The evolution of $\langle Z_{\mathrm{eff}}\rangle \left(t\right)$ reflects this changing balance. At early times, the total loss rate is strongly influenced by Ps formation, leading to a rapid decrease in ${\langle Z_{\mathrm{eff}}\rangle }_1\left(t\right)$ as the high-energy portion of the distribution is depleted. As the swarm cools further through elastic collisions and samples progressively lower energies, the direct annihilation cross section increases, and $\langle Z_{\mathrm{eff}}\rangle \left(t\right)$ rises gradually toward its steady-state value of 242.

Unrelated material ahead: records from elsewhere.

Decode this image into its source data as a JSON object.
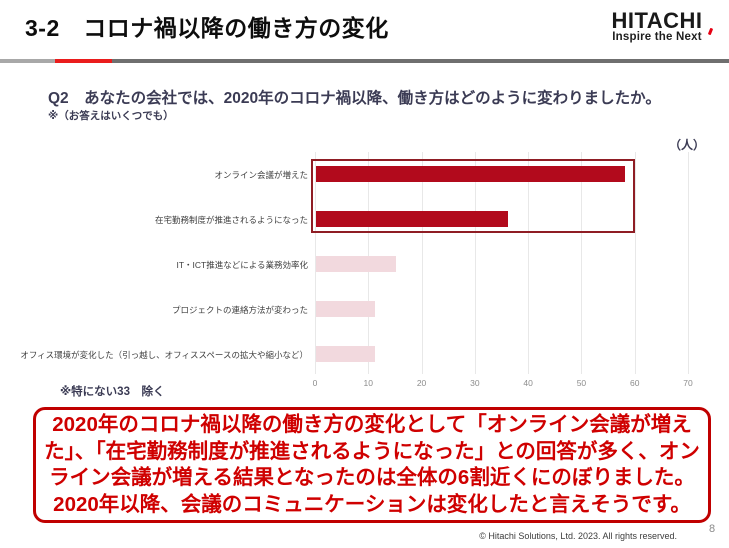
{
  "header": {
    "title": "3-2　コロナ禍以降の働き方の変化",
    "logo": {
      "name": "HITACHI",
      "tagline": "Inspire the Next"
    }
  },
  "question": {
    "text": "Q2　あなたの会社では、2020年のコロナ禍以降、働き方はどのように変わりましたか。",
    "note": "※（お答えはいくつでも）"
  },
  "chart_data": {
    "type": "bar",
    "orientation": "horizontal",
    "title": "",
    "unit_label": "（人）",
    "categories": [
      "オンライン会議が増えた",
      "在宅勤務制度が推進されるようになった",
      "IT・ICT推進などによる業務効率化",
      "プロジェクトの連絡方法が変わった",
      "オフィス環境が変化した（引っ越し、オフィススペースの拡大や縮小など）"
    ],
    "values": [
      58,
      36,
      15,
      11,
      11
    ],
    "xlim": [
      0,
      70
    ],
    "xticks": [
      0,
      10,
      20,
      30,
      40,
      50,
      60,
      70
    ],
    "grid": true,
    "highlight_note": "top two bars outlined with dark red box",
    "colors": {
      "highlight_bar": "#b20a1c",
      "normal_bar": "#f2d9de",
      "outline_box": "#8f1d24"
    },
    "footnote": "※特にない33　除く"
  },
  "summary": {
    "lines": [
      "2020年のコロナ禍以降の働き方の変化として「オンライン会議が増え",
      "た」、「在宅勤務制度が推進されるようになった」との回答が多く、オン",
      "ライン会議が増える結果となったのは全体の6割近くにのぼりました。",
      "2020年以降、会議のコミュニケーションは変化したと言えそうです。"
    ]
  },
  "footer": {
    "copyright": "© Hitachi Solutions, Ltd. 2023. All rights reserved.",
    "page_number": "8"
  }
}
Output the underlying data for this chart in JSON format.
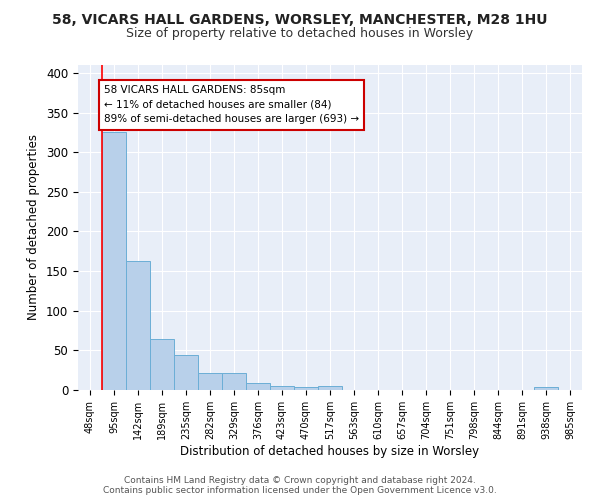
{
  "title_line1": "58, VICARS HALL GARDENS, WORSLEY, MANCHESTER, M28 1HU",
  "title_line2": "Size of property relative to detached houses in Worsley",
  "xlabel": "Distribution of detached houses by size in Worsley",
  "ylabel": "Number of detached properties",
  "categories": [
    "48sqm",
    "95sqm",
    "142sqm",
    "189sqm",
    "235sqm",
    "282sqm",
    "329sqm",
    "376sqm",
    "423sqm",
    "470sqm",
    "517sqm",
    "563sqm",
    "610sqm",
    "657sqm",
    "704sqm",
    "751sqm",
    "798sqm",
    "844sqm",
    "891sqm",
    "938sqm",
    "985sqm"
  ],
  "values": [
    0,
    325,
    163,
    64,
    44,
    21,
    21,
    9,
    5,
    4,
    5,
    0,
    0,
    0,
    0,
    0,
    0,
    0,
    0,
    4,
    0
  ],
  "bar_color": "#b8d0ea",
  "bar_edge_color": "#6baed6",
  "background_color": "#e8eef8",
  "grid_color": "#ffffff",
  "red_line_x": 0.5,
  "annotation_text": "58 VICARS HALL GARDENS: 85sqm\n← 11% of detached houses are smaller (84)\n89% of semi-detached houses are larger (693) →",
  "annotation_box_color": "#ffffff",
  "annotation_box_edge_color": "#cc0000",
  "ylim": [
    0,
    410
  ],
  "yticks": [
    0,
    50,
    100,
    150,
    200,
    250,
    300,
    350,
    400
  ],
  "footer_line1": "Contains HM Land Registry data © Crown copyright and database right 2024.",
  "footer_line2": "Contains public sector information licensed under the Open Government Licence v3.0."
}
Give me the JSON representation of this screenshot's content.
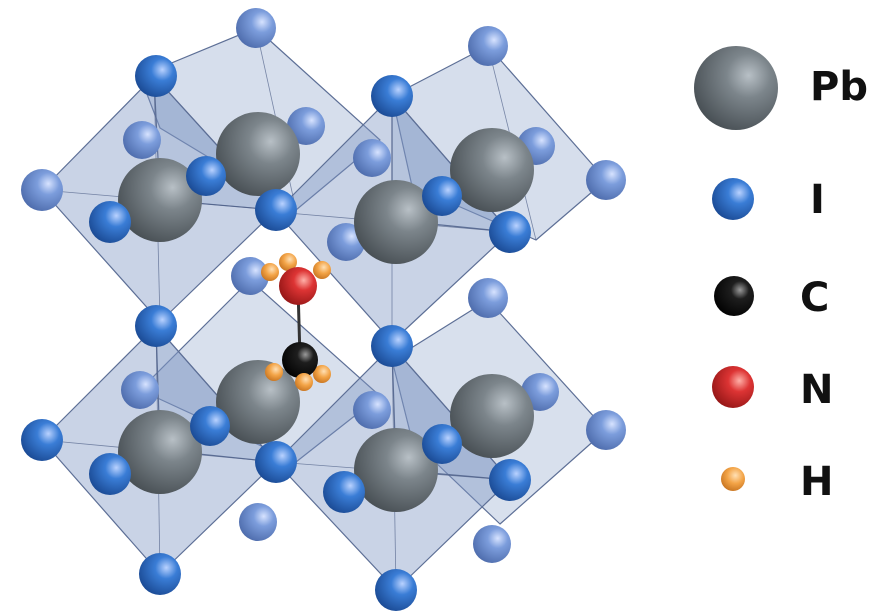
{
  "legend": {
    "items": [
      {
        "label": "Pb",
        "element": "Pb",
        "color": "#6b7378"
      },
      {
        "label": "I",
        "element": "I",
        "color": "#2f6fc4"
      },
      {
        "label": "C",
        "element": "C",
        "color": "#111111"
      },
      {
        "label": "N",
        "element": "N",
        "color": "#d93030"
      },
      {
        "label": "H",
        "element": "H",
        "color": "#f2a24a"
      }
    ]
  },
  "colors": {
    "octahedron_fill": "#7f97c4",
    "octahedron_edge": "#5d6f96",
    "iodine": "#2f6fc4",
    "iodine_light": "#6f93d8",
    "lead": "#6b7378",
    "carbon": "#111111",
    "nitrogen": "#d93030",
    "hydrogen": "#f2a24a",
    "bond": "#333333"
  }
}
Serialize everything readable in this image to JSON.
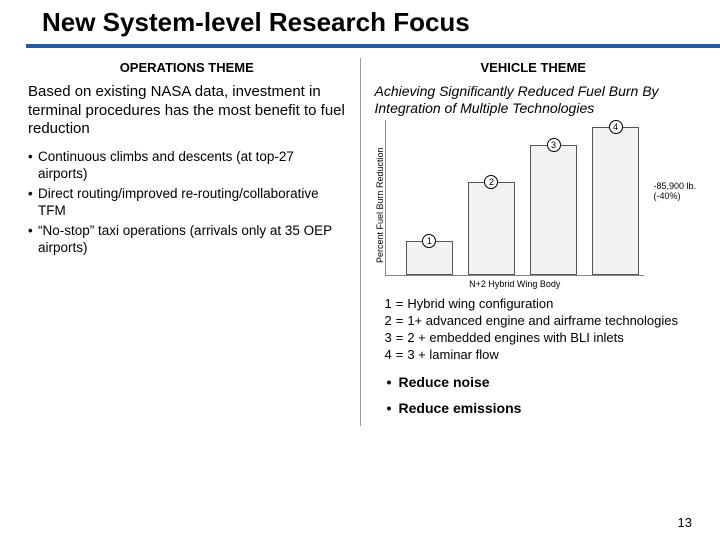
{
  "title": "New System-level Research Focus",
  "title_rule_color": "#1f5ca8",
  "divider_color": "#9a9a9a",
  "page_number": "13",
  "operations": {
    "header": "OPERATIONS THEME",
    "intro": "Based on existing NASA data, investment in terminal procedures has the most benefit to fuel reduction",
    "bullets": [
      "Continuous climbs and descents (at top-27 airports)",
      "Direct routing/improved re-routing/collaborative TFM",
      "“No-stop” taxi operations (arrivals only at 35 OEP airports)"
    ]
  },
  "vehicle": {
    "header": "VEHICLE THEME",
    "intro": "Achieving Significantly Reduced Fuel Burn By Integration of Multiple Technologies",
    "chart": {
      "type": "bar",
      "ylabel": "Percent Fuel Burn Reduction",
      "xlabel": "N+2 Hybrid Wing Body",
      "ylim": [
        0,
        50
      ],
      "bars": [
        {
          "marker": "1",
          "value": 11
        },
        {
          "marker": "2",
          "value": 30
        },
        {
          "marker": "3",
          "value": 42
        },
        {
          "marker": "4",
          "value": 48
        }
      ],
      "bar_positions_pct": [
        8,
        32,
        56,
        80
      ],
      "bar_fill": "#f2f2f2",
      "bar_border": "#555555",
      "grid_color": "#cccccc",
      "right_annotation_top": "-85,900 lb.",
      "right_annotation_bottom": "(-40%)"
    },
    "legend": [
      {
        "n": "1",
        "eq": "=",
        "text": "Hybrid wing configuration"
      },
      {
        "n": "2",
        "eq": "=",
        "text": "1+ advanced engine and airframe technologies"
      },
      {
        "n": "3",
        "eq": "=",
        "text": "2 + embedded engines with BLI inlets"
      },
      {
        "n": "4",
        "eq": "=",
        "text": "3 + laminar flow"
      }
    ],
    "extras": [
      "Reduce noise",
      "Reduce emissions"
    ]
  }
}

The steady-state $\langle Z_{\mathrm{eff}}\rangle$ in radon is lower than that reported for xenon (approximately 350). As discussed earlier, although the annihilation cross sections for xenon and radon are very similar, reflecting saturation of the annihilation probability with increasing atomic size, differences in the elastic momentum-transfer cross sections modify the steady-state energy distribution. Consequently, the ensemble-averaged sampling of the annihilation cross section differs between the two gases, leading to distinct steady-state $\langle Z_{\mathrm{eff}}\rangle$ values.

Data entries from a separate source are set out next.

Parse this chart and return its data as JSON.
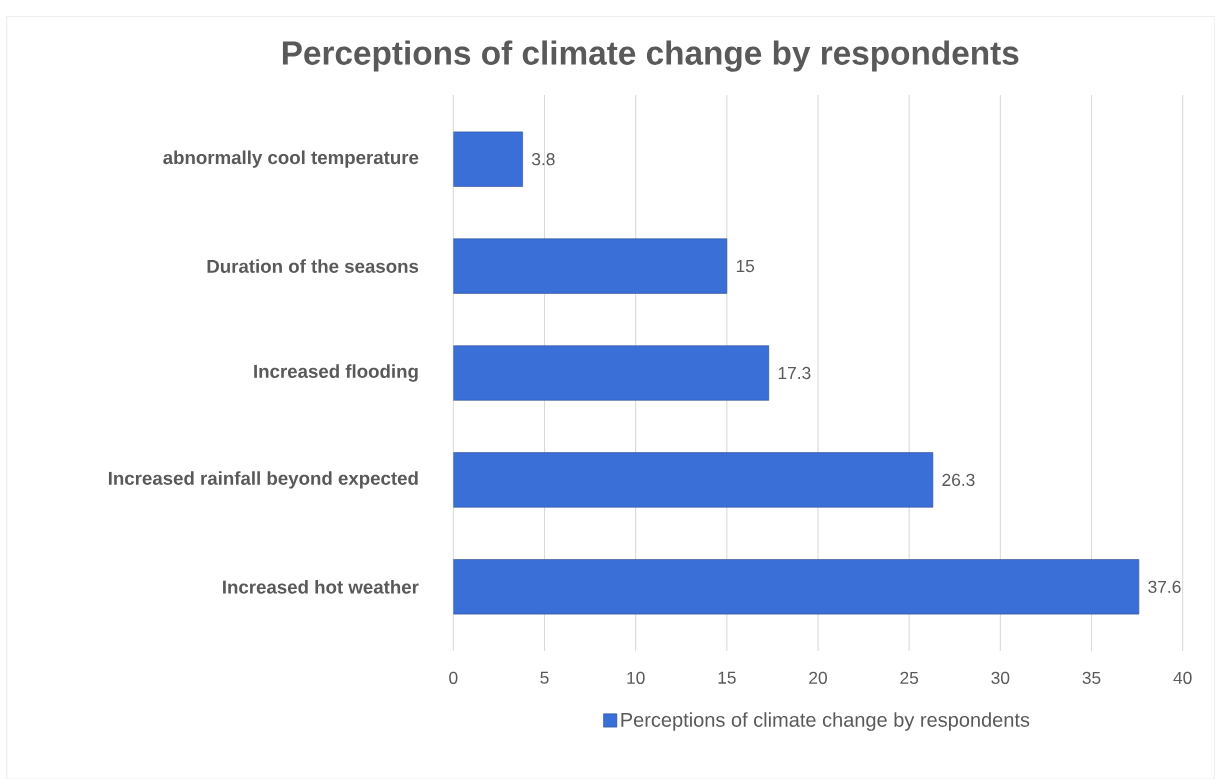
{
  "chart_data": {
    "type": "bar",
    "orientation": "horizontal",
    "title": "Perceptions of climate change by respondents",
    "categories": [
      "abnormally cool temperature",
      "Duration of the seasons",
      "Increased flooding",
      "Increased rainfall beyond expected",
      "Increased hot weather"
    ],
    "series": [
      {
        "name": "Perceptions of climate change by respondents",
        "color": "#3a6fd8",
        "values": [
          3.8,
          15,
          17.3,
          26.3,
          37.6
        ]
      }
    ],
    "xlim": [
      0,
      40
    ],
    "xticks": [
      0,
      5,
      10,
      15,
      20,
      25,
      30,
      35,
      40
    ],
    "grid": "x",
    "data_labels": true,
    "legend": "bottom"
  }
}
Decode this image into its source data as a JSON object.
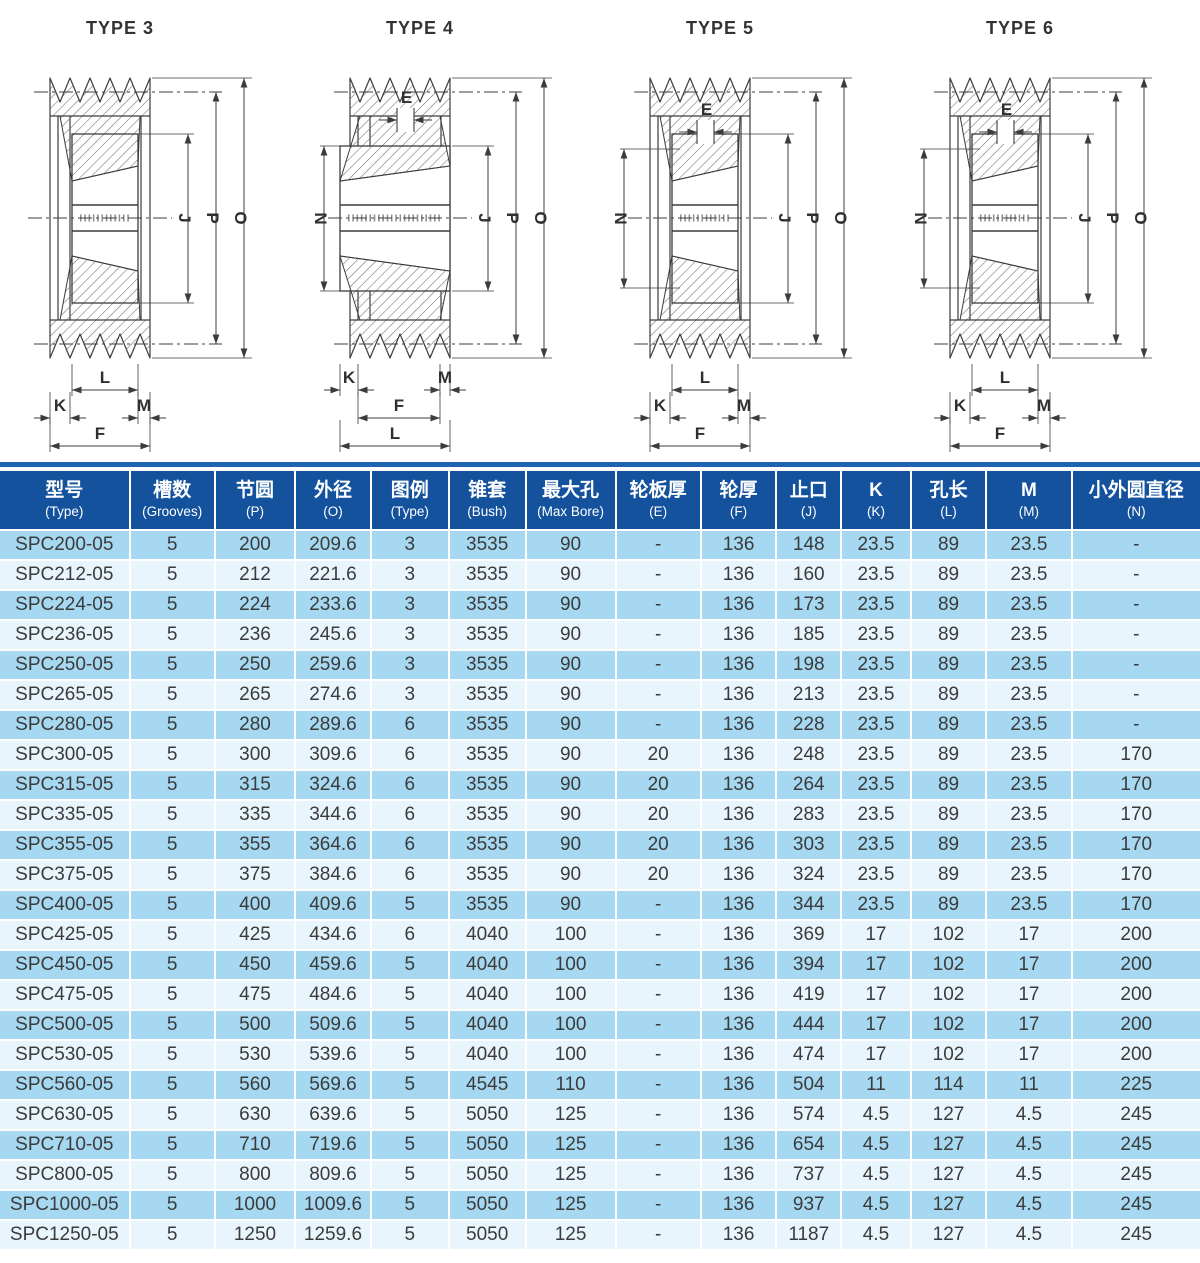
{
  "figures": [
    {
      "title": "TYPE 3",
      "labels": {
        "J": "J",
        "P": "P",
        "O": "O",
        "L": "L",
        "K": "K",
        "M": "M",
        "F": "F"
      }
    },
    {
      "title": "TYPE 4",
      "labels": {
        "E": "E",
        "N": "N",
        "J": "J",
        "P": "P",
        "O": "O",
        "L": "L",
        "K": "K",
        "M": "M",
        "F": "F"
      }
    },
    {
      "title": "TYPE 5",
      "labels": {
        "E": "E",
        "N": "N",
        "J": "J",
        "P": "P",
        "O": "O",
        "L": "L",
        "K": "K",
        "M": "M",
        "F": "F"
      }
    },
    {
      "title": "TYPE 6",
      "labels": {
        "E": "E",
        "N": "N",
        "J": "J",
        "P": "P",
        "O": "O",
        "L": "L",
        "K": "K",
        "M": "M",
        "F": "F"
      }
    }
  ],
  "table": {
    "columns": [
      {
        "zh": "型号",
        "en": "(Type)"
      },
      {
        "zh": "槽数",
        "en": "(Grooves)"
      },
      {
        "zh": "节圆",
        "en": "(P)"
      },
      {
        "zh": "外径",
        "en": "(O)"
      },
      {
        "zh": "图例",
        "en": "(Type)"
      },
      {
        "zh": "锥套",
        "en": "(Bush)"
      },
      {
        "zh": "最大孔",
        "en": "(Max Bore)"
      },
      {
        "zh": "轮板厚",
        "en": "(E)"
      },
      {
        "zh": "轮厚",
        "en": "(F)"
      },
      {
        "zh": "止口",
        "en": "(J)"
      },
      {
        "zh": "K",
        "en": "(K)"
      },
      {
        "zh": "孔长",
        "en": "(L)"
      },
      {
        "zh": "M",
        "en": "(M)"
      },
      {
        "zh": "小外圆直径",
        "en": "(N)"
      }
    ],
    "rows": [
      [
        "SPC200-05",
        "5",
        "200",
        "209.6",
        "3",
        "3535",
        "90",
        "-",
        "136",
        "148",
        "23.5",
        "89",
        "23.5",
        "-"
      ],
      [
        "SPC212-05",
        "5",
        "212",
        "221.6",
        "3",
        "3535",
        "90",
        "-",
        "136",
        "160",
        "23.5",
        "89",
        "23.5",
        "-"
      ],
      [
        "SPC224-05",
        "5",
        "224",
        "233.6",
        "3",
        "3535",
        "90",
        "-",
        "136",
        "173",
        "23.5",
        "89",
        "23.5",
        "-"
      ],
      [
        "SPC236-05",
        "5",
        "236",
        "245.6",
        "3",
        "3535",
        "90",
        "-",
        "136",
        "185",
        "23.5",
        "89",
        "23.5",
        "-"
      ],
      [
        "SPC250-05",
        "5",
        "250",
        "259.6",
        "3",
        "3535",
        "90",
        "-",
        "136",
        "198",
        "23.5",
        "89",
        "23.5",
        "-"
      ],
      [
        "SPC265-05",
        "5",
        "265",
        "274.6",
        "3",
        "3535",
        "90",
        "-",
        "136",
        "213",
        "23.5",
        "89",
        "23.5",
        "-"
      ],
      [
        "SPC280-05",
        "5",
        "280",
        "289.6",
        "6",
        "3535",
        "90",
        "-",
        "136",
        "228",
        "23.5",
        "89",
        "23.5",
        "-"
      ],
      [
        "SPC300-05",
        "5",
        "300",
        "309.6",
        "6",
        "3535",
        "90",
        "20",
        "136",
        "248",
        "23.5",
        "89",
        "23.5",
        "170"
      ],
      [
        "SPC315-05",
        "5",
        "315",
        "324.6",
        "6",
        "3535",
        "90",
        "20",
        "136",
        "264",
        "23.5",
        "89",
        "23.5",
        "170"
      ],
      [
        "SPC335-05",
        "5",
        "335",
        "344.6",
        "6",
        "3535",
        "90",
        "20",
        "136",
        "283",
        "23.5",
        "89",
        "23.5",
        "170"
      ],
      [
        "SPC355-05",
        "5",
        "355",
        "364.6",
        "6",
        "3535",
        "90",
        "20",
        "136",
        "303",
        "23.5",
        "89",
        "23.5",
        "170"
      ],
      [
        "SPC375-05",
        "5",
        "375",
        "384.6",
        "6",
        "3535",
        "90",
        "20",
        "136",
        "324",
        "23.5",
        "89",
        "23.5",
        "170"
      ],
      [
        "SPC400-05",
        "5",
        "400",
        "409.6",
        "5",
        "3535",
        "90",
        "-",
        "136",
        "344",
        "23.5",
        "89",
        "23.5",
        "170"
      ],
      [
        "SPC425-05",
        "5",
        "425",
        "434.6",
        "6",
        "4040",
        "100",
        "-",
        "136",
        "369",
        "17",
        "102",
        "17",
        "200"
      ],
      [
        "SPC450-05",
        "5",
        "450",
        "459.6",
        "5",
        "4040",
        "100",
        "-",
        "136",
        "394",
        "17",
        "102",
        "17",
        "200"
      ],
      [
        "SPC475-05",
        "5",
        "475",
        "484.6",
        "5",
        "4040",
        "100",
        "-",
        "136",
        "419",
        "17",
        "102",
        "17",
        "200"
      ],
      [
        "SPC500-05",
        "5",
        "500",
        "509.6",
        "5",
        "4040",
        "100",
        "-",
        "136",
        "444",
        "17",
        "102",
        "17",
        "200"
      ],
      [
        "SPC530-05",
        "5",
        "530",
        "539.6",
        "5",
        "4040",
        "100",
        "-",
        "136",
        "474",
        "17",
        "102",
        "17",
        "200"
      ],
      [
        "SPC560-05",
        "5",
        "560",
        "569.6",
        "5",
        "4545",
        "110",
        "-",
        "136",
        "504",
        "11",
        "114",
        "11",
        "225"
      ],
      [
        "SPC630-05",
        "5",
        "630",
        "639.6",
        "5",
        "5050",
        "125",
        "-",
        "136",
        "574",
        "4.5",
        "127",
        "4.5",
        "245"
      ],
      [
        "SPC710-05",
        "5",
        "710",
        "719.6",
        "5",
        "5050",
        "125",
        "-",
        "136",
        "654",
        "4.5",
        "127",
        "4.5",
        "245"
      ],
      [
        "SPC800-05",
        "5",
        "800",
        "809.6",
        "5",
        "5050",
        "125",
        "-",
        "136",
        "737",
        "4.5",
        "127",
        "4.5",
        "245"
      ],
      [
        "SPC1000-05",
        "5",
        "1000",
        "1009.6",
        "5",
        "5050",
        "125",
        "-",
        "136",
        "937",
        "4.5",
        "127",
        "4.5",
        "245"
      ],
      [
        "SPC1250-05",
        "5",
        "1250",
        "1259.6",
        "5",
        "5050",
        "125",
        "-",
        "136",
        "1187",
        "4.5",
        "127",
        "4.5",
        "245"
      ]
    ]
  },
  "colors": {
    "header_bg": "#14529D",
    "accent_bar": "#1E63B0",
    "row_light_blue": "#A6D8F1",
    "row_pale_blue": "#E9F5FC",
    "drawing_line": "#3C3C3C",
    "body_text": "#3B3B3B"
  }
}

The overall relaxation timescale in radon (approximately 300 ns·amagat) is slightly longer than in xenon (approximately 200 ns·amagat). This difference reflects the greater atomic mass of radon and the corresponding reduction in energy transfer per elastic collision, resulting in slower cooling of the positron swarm.

4. Summary

We have presented comprehensive calculations of integral cross sections and swarm transport properties for positron–radon scattering using a fully relativistic optical potential (ROP) framework. Given the large atomic number of radon and the absence of experimental scattering data, a consistent relativistic treatment is essential. The present work provides the first ab initio fully relativistic and internally consistent cross-section and transport dataset for positron swarms in radon gas.

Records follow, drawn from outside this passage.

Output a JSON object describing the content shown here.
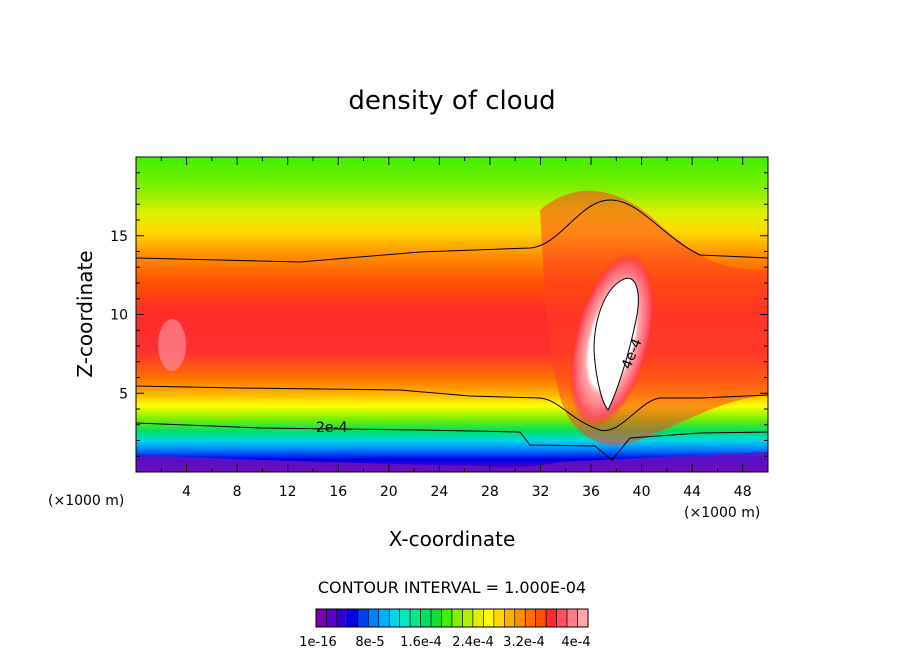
{
  "chart_data": {
    "type": "heatmap",
    "title": "density of cloud",
    "xlabel": "X-coordinate",
    "ylabel": "Z-coordinate",
    "x_unit": "(×1000 m)",
    "x_ticks": [
      4,
      8,
      12,
      16,
      20,
      24,
      28,
      32,
      36,
      40,
      44,
      48
    ],
    "y_ticks": [
      5,
      10,
      15
    ],
    "xlim": [
      0,
      50
    ],
    "ylim": [
      0,
      20
    ],
    "contour_interval_text": "CONTOUR INTERVAL = 1.000E-04",
    "contour_labels": [
      "2e-4",
      "4e-4"
    ],
    "colorbar": {
      "tick_labels": [
        "1e-16",
        "8e-5",
        "1.6e-4",
        "2.4e-4",
        "3.2e-4",
        "4e-4"
      ],
      "colors": [
        "#7a00b0",
        "#5a00c8",
        "#3000d8",
        "#0000e6",
        "#0040f0",
        "#0080ff",
        "#00b0ff",
        "#00d8e8",
        "#00e8c0",
        "#00e890",
        "#00e060",
        "#10e030",
        "#40f000",
        "#80f000",
        "#b0f000",
        "#e0f000",
        "#ffff00",
        "#ffd800",
        "#ffb000",
        "#ff9000",
        "#ff7000",
        "#ff5000",
        "#ff2a2a",
        "#ff5060",
        "#ff8088",
        "#ffa8ac"
      ]
    }
  }
}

Elastic (total, momentum-transfer and viscosity-transfer), direct annihilation, Ps formation, discrete excitation and positron-impact ionization cross sections were calculated over the energy range 0–1000 eV. Comparison with previous semi-relativistic optical model calculations reveals broadly similar elastic behaviour at intermediate and high energies, but significant quantitative differences in the magnitude and decomposition of inelastic channels, particularly Ps formation.

These cross sections were employed in a multi-term solution of Boltzmann’s equation to determine steady-state transport coefficients over reduced electric fields from 0.01 to 1000 Td. The results demonstrate the pronounced influence of energy-dependent reactive loss on positron swarm dynamics. Strong divergence between bulk and flux transport coefficients is observed, including non-monotonic bulk drift velocities and substantial suppression of longitudinal bulk diffusion at intermediate fields (0.3–1000 Td). These features arise from the interplay between field-driven acceleration, elastic momentum transfer and energy-selective positron loss, and highlight the necessity of a fully converged multi-term treatment.

Time-dependent, field-free calculations were also performed to investigate thermalization and annihilation dynamics. The positron mean energy relaxes on a timescale of approximately 300 ns·amagat, with the very early stages dominated by Ps formation. The steady-state effective electron number $\langle Z_{\mathrm{eff}}\rangle$ is found to be lower than in xenon despite similar annihilation cross sections, reflecting differences in the steady-state energy distributions induced by elastic scattering.

Overall, the cross-section set and transport coefficients presented here establish a robust theoretical foundation for modelling positron transport and annihilation in radon and other heavy noble gases, where relativistic structure and reactive processes play a dominant role.